If I might choose any one haibun of mine to share, I think it would be “Hearing the Owl,” not because it’s my best (in fact, it probably isn’t) but because it’s the most personal, including the postscripts I’ve added to it. This haibun has much to do with identity and belonging—and relates to the profound life-change I had early in 2022 when my wife and I became United States citizens.
Our readers would be curious to know if you are working on a new book or editing an anthology of poetry. When do we see your book in the bookstores?
I always have projects in the works, such as the 30th anniversary rengay anthology (I wrote the first rengay with Garry Gay back in 1992), an anthology celebrating the first 20 years of Tanka Society of America tanka contests, the overdue 2021 Haiku North America conference anthology, a reprint (with an extensive new introduction) of Eric Amann’s The Wordless Poem, a tenth-anniversary edition (expanded) of Tidepools, an anthology celebrating the annual haiku retreats on Gabriola Island in British Columbia, and an expanded reprint of Hammerhorn Lake, the first book of rengay, originally published in 1995. I sincerely hope I can finish all these projects (among others) in the year ahead, and continue expanding my Graceguts and Rengay websites. I am grateful for all site visitors and feel the most gratified if anything I’ve written benefits someone else, whether intellectually or emotionally. That’s the point of sharing haiku and haiku knowledge, it seems to me.

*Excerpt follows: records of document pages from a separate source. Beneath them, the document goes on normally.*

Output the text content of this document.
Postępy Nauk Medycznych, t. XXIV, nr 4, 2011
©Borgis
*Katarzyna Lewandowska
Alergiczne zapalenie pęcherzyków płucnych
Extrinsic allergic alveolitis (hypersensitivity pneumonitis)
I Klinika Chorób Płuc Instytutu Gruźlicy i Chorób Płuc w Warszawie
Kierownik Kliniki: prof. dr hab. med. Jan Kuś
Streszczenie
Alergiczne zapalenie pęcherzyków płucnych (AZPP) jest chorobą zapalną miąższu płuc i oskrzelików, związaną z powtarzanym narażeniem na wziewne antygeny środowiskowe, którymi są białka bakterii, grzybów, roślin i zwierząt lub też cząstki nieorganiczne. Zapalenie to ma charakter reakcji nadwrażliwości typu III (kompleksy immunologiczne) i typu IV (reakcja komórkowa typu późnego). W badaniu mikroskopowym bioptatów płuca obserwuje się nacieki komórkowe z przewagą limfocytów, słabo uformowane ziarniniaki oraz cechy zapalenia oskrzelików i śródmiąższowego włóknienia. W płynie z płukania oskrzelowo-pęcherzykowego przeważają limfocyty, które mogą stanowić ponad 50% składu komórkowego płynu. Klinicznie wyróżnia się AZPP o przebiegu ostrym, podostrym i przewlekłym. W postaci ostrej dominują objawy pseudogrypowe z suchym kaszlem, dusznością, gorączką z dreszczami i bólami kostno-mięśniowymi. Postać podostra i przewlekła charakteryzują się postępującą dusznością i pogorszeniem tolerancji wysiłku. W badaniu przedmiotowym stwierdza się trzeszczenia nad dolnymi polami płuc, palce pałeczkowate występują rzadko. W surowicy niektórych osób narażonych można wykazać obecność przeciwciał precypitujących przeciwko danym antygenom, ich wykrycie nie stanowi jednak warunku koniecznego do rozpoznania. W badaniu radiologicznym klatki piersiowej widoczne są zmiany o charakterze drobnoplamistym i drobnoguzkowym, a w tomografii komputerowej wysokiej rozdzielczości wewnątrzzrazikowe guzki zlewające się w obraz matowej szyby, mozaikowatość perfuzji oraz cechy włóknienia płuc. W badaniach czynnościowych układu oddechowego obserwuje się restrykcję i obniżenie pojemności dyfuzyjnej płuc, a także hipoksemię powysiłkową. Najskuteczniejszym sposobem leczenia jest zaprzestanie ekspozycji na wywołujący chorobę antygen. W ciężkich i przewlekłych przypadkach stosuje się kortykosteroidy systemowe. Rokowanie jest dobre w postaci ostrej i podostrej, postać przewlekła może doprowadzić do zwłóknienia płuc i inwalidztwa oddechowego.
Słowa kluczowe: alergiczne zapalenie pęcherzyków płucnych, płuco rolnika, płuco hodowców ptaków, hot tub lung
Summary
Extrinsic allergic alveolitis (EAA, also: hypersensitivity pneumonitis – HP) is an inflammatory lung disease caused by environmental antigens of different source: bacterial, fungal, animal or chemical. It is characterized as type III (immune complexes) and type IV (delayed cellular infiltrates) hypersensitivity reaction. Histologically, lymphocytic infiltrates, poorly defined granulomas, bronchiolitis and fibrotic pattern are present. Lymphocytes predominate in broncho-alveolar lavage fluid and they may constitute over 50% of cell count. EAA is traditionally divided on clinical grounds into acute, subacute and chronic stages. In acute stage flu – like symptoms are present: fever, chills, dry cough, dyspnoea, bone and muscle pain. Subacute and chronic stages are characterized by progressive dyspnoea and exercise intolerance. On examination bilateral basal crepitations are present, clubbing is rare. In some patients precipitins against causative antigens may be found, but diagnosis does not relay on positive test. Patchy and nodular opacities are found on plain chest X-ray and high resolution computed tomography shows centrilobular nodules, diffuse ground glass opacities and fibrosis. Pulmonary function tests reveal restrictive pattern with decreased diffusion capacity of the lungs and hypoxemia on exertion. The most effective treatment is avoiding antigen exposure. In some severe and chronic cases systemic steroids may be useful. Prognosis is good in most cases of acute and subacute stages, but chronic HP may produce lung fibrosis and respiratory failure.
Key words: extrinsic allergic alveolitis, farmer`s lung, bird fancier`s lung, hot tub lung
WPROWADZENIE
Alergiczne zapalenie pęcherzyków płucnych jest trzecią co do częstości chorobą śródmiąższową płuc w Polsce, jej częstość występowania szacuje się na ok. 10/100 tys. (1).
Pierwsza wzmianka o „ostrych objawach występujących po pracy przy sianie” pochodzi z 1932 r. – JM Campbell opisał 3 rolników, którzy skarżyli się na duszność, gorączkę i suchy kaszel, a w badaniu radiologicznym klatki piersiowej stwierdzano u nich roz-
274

What advice would you give upcoming haiku/senryu/tanka/haibun poets/writers?
Read a lot. Write a lot. Read more than you write. Trust your own voice (in other words, don’t “try”). Know the literature, as best you can. Be not afraid. And follow Mary Oliver: Pay attention, be astonished, and tell about it.
Thank you so much Michael for taking time out of a packed schedule to speak to The Wise Owl. We congratulate you on all the hard work you have done to make haiku and other related genres popular and acceptable outside Japan. We wish you the best in all your creative pursuits and endeavours.
Thank you for this opportunity, and I hope your readers are inspired to explore haiku and haibun if it happens to appeal to them. It’s not for everyone. As E. E. Cummings said, his poems weren’t for “mostpeople.” Haiku isn’t either, but it might just be for you.